After several years of seeking to establish a private police force to adequately protect its church and school campuses, Alabama Gov. Kay Ivey has signed legislation allowing the Briarwood Presbyterian Church to do just that despite objections from critics.
The Associated Press reported Wednesday that Ivey approved the legislation some two week ago.
In a statement on the approval, Briarwood said that despite having a great relationship with local law enforcement agencies, establishing a private police force had become necessary because the state was unable to provide adequate security for the approximately 2,000 students and faculty of Briarwood Christian School located on two campuses in unincorporated Jefferson and Shelby County due to budget cuts.
“Briarwood also recognizes the state budgetary issues identified by the Emergency Task Force on School Safety and Security which coupled with the demand for APOST certified qualified first responders creates stress on our law enforcement departments. This can and does lead to full-time staffing issues for both campus locations,” the church said.
“Alabama Code 16-22 allows certain educational institutions to appoint and employ one or more suitable persons to act as police officers to keep off intruders and prevent trespass upon the institution property. The institutions currently provided the protection under this statute include a number that have less students than does Briarwood Christian School. We are grateful to the governor and our elected officials for approving our request to be added to the existing Alabama Code 16-22,” the church added.
The ACLU of Alabama argues, however, that the move by Briarwood to establish its own police force is a violation of the Establishment Clause that the church has been pursuing since 2015.
“These attempts to undermine the separation of church and state are a threat to our freedom of religion and a violation of the Establishment Clause. For that reason, we will continue to fight any plans to create a state-sanctioned, church-operated police force,” the organization said in 2017.
Randall Marshall, the executive director of the ACLU of Alabama, told the AP that the law could allow the church to cover-up criminal activity that occurs on its campuses and expects it to be challenged in courts for unconstitutionally granting government power to a religious institution.
Matthew Moore, Briarwood's church administrator, told ABC 33/40 that they won’t be hiring their own officers immediately.
“This initiative will require significant planning and development of proper agreements, policies and operating procedures,” Moore said. “Not until we have a well-developed plan based on best law enforcement practices and following the model of other institutions that benefit from AL 16-22 will we proceed with hiring an APOST certified officer.”
He added that police officers in the agency they establish will be answerable only to the church.
“Line officers will report to supervisors and supervisors will report to the director of safety and security/chief of police,” Moore said. “The director/chief reports to the administrator/chief operating officer/dean/college president, who is then responsible for reporting to the governing body, ie: board of trustees, board of education or ruling elders.”
Judge John Carrol at Cumberland School of Law explained that Briarwood officers will have: “The power to arrest, the power to engage in hot pursuit, the power to use non-lethal force, those kinds of things.”

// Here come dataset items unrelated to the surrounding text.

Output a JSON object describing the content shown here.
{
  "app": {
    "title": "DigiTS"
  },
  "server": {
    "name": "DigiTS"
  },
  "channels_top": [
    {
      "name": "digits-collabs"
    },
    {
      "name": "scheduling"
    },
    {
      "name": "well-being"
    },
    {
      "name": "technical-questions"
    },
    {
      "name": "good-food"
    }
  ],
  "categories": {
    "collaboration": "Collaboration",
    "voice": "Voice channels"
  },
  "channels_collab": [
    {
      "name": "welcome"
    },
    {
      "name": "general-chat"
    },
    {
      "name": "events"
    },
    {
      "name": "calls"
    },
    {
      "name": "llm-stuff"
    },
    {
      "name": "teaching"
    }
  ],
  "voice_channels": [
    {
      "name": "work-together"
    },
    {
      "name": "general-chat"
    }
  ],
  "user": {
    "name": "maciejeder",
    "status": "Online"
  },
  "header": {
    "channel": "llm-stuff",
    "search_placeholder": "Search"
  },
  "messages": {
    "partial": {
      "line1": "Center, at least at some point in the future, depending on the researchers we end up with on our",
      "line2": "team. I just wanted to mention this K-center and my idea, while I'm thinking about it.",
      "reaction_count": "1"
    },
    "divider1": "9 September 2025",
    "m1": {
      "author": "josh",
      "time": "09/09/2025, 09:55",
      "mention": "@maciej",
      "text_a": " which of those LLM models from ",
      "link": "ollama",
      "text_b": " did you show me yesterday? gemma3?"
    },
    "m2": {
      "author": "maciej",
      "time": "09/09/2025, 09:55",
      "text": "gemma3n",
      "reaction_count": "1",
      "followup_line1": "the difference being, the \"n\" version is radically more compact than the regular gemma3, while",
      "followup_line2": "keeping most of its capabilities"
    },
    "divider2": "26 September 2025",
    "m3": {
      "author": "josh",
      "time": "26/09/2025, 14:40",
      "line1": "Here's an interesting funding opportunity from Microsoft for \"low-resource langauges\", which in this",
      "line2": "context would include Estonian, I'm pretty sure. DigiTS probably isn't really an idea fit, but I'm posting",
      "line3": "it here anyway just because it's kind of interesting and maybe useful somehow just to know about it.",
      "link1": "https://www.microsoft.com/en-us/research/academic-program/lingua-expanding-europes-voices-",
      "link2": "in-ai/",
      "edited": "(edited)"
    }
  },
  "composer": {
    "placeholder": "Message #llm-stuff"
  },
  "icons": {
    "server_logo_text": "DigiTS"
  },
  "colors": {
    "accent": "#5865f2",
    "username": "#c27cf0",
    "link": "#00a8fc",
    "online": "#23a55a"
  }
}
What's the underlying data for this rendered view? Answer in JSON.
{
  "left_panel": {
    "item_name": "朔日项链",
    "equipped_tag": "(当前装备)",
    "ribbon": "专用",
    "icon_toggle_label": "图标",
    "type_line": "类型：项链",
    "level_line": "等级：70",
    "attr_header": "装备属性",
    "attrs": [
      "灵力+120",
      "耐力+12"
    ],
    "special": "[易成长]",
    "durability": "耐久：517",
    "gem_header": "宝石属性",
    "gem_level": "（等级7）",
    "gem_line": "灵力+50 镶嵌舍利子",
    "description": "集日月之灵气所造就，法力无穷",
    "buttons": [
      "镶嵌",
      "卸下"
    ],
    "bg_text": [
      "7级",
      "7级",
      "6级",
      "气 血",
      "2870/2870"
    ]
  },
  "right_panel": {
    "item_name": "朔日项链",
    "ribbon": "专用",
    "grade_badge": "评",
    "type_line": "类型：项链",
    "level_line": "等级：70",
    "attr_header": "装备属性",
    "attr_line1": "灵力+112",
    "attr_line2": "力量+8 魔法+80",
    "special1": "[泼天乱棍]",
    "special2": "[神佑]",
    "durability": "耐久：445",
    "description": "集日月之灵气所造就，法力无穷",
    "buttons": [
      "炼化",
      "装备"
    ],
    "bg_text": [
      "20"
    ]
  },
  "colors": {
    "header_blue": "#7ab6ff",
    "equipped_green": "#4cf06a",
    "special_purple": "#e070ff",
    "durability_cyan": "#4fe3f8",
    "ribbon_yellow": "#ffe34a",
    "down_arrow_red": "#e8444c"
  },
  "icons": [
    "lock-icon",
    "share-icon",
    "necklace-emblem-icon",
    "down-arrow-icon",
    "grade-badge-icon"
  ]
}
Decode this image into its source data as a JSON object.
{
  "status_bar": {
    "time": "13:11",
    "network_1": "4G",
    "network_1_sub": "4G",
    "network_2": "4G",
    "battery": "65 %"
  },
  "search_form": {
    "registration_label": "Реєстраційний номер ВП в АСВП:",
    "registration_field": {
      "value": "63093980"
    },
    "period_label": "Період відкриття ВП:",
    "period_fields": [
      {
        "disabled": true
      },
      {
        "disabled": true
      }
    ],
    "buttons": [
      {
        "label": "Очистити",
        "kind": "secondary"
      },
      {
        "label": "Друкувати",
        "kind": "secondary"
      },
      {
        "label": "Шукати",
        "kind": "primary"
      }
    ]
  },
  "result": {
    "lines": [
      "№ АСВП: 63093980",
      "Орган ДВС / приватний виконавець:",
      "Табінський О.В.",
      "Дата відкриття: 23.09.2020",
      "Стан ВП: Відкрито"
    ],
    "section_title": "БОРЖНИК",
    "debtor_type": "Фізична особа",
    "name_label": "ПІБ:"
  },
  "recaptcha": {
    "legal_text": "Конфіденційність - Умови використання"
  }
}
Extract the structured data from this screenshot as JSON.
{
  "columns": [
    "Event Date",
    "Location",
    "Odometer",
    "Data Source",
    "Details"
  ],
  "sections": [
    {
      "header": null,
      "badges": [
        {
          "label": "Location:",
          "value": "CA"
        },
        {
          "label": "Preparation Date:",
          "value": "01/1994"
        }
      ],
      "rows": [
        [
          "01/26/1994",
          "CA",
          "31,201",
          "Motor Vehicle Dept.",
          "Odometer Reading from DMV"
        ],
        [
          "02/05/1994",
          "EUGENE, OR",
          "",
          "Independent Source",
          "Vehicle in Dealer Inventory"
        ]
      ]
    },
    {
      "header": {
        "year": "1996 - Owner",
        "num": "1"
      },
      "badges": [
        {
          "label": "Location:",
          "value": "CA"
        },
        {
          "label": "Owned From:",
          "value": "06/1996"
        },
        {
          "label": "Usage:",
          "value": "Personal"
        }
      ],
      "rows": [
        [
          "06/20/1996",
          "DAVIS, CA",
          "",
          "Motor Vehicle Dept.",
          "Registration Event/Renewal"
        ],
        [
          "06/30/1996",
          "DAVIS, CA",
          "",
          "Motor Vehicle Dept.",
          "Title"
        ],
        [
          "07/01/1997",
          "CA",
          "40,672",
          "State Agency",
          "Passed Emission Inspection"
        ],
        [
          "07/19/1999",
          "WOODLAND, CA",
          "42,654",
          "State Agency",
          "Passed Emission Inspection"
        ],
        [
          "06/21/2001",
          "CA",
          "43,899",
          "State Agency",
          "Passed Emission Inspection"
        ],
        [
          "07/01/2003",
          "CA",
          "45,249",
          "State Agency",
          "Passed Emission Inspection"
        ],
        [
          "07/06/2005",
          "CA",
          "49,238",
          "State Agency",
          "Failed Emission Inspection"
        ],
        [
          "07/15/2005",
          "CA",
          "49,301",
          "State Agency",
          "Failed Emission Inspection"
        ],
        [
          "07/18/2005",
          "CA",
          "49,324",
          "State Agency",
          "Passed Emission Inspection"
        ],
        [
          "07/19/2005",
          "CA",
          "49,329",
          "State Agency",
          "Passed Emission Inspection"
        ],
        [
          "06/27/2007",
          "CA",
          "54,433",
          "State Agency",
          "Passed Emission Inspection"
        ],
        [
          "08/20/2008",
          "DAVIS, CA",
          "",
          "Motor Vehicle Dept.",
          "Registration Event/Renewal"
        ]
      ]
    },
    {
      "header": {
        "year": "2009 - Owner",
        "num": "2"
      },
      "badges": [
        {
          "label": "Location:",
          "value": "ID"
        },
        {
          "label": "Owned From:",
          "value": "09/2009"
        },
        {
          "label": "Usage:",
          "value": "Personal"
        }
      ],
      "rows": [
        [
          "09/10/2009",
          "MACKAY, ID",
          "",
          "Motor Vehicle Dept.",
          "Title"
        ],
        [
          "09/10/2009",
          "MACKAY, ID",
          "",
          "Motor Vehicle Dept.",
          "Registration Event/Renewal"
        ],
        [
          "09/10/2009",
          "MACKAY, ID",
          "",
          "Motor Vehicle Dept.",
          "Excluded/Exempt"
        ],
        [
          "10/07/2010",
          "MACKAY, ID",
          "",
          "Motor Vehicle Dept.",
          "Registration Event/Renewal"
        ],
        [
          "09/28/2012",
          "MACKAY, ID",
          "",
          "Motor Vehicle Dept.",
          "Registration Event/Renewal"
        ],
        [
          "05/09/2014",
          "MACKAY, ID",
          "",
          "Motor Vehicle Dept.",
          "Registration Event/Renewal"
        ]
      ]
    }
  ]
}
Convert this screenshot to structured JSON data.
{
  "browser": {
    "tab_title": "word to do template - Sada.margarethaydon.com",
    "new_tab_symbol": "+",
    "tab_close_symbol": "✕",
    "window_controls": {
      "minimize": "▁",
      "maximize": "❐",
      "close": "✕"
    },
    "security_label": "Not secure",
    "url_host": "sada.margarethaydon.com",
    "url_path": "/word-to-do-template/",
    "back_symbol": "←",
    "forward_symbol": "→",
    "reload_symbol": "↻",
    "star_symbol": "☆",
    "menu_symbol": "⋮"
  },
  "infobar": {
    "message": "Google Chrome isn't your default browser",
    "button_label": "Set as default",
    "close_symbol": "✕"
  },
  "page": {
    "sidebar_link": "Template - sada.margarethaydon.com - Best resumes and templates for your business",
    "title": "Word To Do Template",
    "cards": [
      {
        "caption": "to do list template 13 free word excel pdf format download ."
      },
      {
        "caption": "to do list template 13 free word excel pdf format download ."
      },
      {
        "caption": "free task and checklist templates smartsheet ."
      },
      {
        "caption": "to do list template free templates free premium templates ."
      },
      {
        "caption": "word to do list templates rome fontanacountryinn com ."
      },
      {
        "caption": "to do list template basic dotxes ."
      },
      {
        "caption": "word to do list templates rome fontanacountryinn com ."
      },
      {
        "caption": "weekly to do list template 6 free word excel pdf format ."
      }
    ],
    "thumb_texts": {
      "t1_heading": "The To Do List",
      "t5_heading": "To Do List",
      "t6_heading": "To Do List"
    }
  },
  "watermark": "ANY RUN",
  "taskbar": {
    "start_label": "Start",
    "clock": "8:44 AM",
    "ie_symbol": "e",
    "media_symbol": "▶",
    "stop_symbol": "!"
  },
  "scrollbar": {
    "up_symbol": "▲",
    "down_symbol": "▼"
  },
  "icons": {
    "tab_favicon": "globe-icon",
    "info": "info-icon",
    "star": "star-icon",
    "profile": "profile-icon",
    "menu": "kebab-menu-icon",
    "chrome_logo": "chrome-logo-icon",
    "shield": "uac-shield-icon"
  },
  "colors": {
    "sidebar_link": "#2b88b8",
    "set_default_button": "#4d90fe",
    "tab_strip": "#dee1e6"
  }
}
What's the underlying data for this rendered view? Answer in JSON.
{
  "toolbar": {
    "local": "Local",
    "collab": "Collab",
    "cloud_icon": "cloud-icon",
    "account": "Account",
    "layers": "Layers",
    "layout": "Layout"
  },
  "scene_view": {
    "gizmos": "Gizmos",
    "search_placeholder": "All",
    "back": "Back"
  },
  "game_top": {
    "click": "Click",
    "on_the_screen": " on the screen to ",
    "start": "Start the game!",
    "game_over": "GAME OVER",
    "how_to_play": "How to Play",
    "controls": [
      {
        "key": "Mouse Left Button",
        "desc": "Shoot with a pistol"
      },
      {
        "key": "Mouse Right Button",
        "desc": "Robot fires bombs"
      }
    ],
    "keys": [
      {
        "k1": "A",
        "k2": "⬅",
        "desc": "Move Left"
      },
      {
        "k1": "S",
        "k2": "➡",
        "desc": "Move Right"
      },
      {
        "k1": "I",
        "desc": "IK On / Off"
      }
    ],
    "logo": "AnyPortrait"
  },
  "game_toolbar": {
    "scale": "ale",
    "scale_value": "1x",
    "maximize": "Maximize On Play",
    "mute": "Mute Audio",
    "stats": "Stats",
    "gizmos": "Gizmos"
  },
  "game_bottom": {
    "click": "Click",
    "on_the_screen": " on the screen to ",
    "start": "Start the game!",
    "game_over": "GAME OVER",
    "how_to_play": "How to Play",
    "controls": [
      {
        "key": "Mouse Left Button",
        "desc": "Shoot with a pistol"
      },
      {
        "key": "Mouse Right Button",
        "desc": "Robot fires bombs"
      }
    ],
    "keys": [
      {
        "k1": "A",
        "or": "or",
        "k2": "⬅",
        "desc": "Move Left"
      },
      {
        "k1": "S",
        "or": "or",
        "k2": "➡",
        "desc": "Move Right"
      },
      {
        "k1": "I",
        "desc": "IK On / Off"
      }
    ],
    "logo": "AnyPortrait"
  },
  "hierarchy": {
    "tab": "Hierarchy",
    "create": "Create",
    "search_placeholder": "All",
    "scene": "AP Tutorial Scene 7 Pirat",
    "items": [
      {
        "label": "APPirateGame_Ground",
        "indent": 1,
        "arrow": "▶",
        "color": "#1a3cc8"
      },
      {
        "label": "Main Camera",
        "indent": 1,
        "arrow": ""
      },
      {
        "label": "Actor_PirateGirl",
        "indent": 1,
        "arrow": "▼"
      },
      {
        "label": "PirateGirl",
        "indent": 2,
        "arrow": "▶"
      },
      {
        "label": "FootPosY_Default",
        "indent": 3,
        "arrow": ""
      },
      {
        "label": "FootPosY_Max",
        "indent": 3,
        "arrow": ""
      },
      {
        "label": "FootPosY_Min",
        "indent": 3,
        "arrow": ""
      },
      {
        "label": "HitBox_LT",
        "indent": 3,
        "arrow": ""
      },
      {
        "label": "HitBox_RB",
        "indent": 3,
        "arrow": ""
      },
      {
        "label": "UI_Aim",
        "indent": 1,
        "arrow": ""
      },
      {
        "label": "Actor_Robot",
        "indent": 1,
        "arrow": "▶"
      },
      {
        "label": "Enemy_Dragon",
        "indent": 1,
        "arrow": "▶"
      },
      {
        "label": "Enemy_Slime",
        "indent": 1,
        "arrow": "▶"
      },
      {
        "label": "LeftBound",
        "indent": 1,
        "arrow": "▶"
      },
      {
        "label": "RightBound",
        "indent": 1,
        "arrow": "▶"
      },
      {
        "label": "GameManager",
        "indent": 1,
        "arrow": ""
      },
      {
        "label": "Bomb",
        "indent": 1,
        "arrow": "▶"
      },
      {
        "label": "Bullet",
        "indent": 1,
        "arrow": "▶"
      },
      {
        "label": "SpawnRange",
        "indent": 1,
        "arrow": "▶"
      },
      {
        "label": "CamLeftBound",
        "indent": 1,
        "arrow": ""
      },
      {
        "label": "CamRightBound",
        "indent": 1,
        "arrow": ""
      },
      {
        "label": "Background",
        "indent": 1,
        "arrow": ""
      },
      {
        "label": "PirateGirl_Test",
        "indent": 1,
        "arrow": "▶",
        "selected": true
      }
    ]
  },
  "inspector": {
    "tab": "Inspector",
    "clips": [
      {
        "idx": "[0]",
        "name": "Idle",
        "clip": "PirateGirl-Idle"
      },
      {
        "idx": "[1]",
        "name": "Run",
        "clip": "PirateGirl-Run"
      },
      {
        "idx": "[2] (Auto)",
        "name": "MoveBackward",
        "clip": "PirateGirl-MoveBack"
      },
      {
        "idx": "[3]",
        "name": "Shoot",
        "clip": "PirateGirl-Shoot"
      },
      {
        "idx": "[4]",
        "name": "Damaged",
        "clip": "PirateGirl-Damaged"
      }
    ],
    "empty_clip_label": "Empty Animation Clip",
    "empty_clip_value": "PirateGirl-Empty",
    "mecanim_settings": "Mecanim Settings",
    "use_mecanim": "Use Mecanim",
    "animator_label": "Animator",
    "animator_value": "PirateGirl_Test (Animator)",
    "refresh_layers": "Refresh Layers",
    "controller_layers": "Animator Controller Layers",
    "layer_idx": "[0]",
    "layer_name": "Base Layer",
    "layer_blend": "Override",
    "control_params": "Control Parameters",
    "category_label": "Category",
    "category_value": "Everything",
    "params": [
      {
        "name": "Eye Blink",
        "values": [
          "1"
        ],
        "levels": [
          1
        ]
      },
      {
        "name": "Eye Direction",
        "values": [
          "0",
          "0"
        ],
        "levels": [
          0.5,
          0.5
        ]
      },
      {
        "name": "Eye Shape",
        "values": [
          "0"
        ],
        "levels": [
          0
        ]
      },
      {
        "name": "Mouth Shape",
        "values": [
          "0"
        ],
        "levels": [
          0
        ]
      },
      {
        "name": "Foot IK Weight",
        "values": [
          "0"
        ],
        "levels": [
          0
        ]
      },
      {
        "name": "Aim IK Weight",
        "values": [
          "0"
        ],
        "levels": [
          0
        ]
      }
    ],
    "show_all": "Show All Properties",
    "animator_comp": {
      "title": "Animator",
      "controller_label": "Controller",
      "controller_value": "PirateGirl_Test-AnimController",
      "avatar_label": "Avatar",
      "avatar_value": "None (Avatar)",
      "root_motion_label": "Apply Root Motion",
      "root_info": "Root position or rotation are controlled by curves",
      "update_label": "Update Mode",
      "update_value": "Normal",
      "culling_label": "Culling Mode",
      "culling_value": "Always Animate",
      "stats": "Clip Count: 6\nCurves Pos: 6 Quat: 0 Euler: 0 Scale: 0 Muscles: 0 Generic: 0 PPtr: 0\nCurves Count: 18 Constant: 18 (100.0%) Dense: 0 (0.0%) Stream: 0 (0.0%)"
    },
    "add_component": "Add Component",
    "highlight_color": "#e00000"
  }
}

It will also allow the church to keep certain records such as financial records and internal investigations private. Other records, however, will have to be made public.
“Once he begins using the power the state law has conferred, the power to use non-lethal force, the power to arrest, that means any of those activities will have to be reported just as if he were or she were a police officer employed by a public entity,” Carrol explained.
Responding to transparency concerns, Moore said, “Briarwood intends to be fully transparent and cooperative with all applicable laws."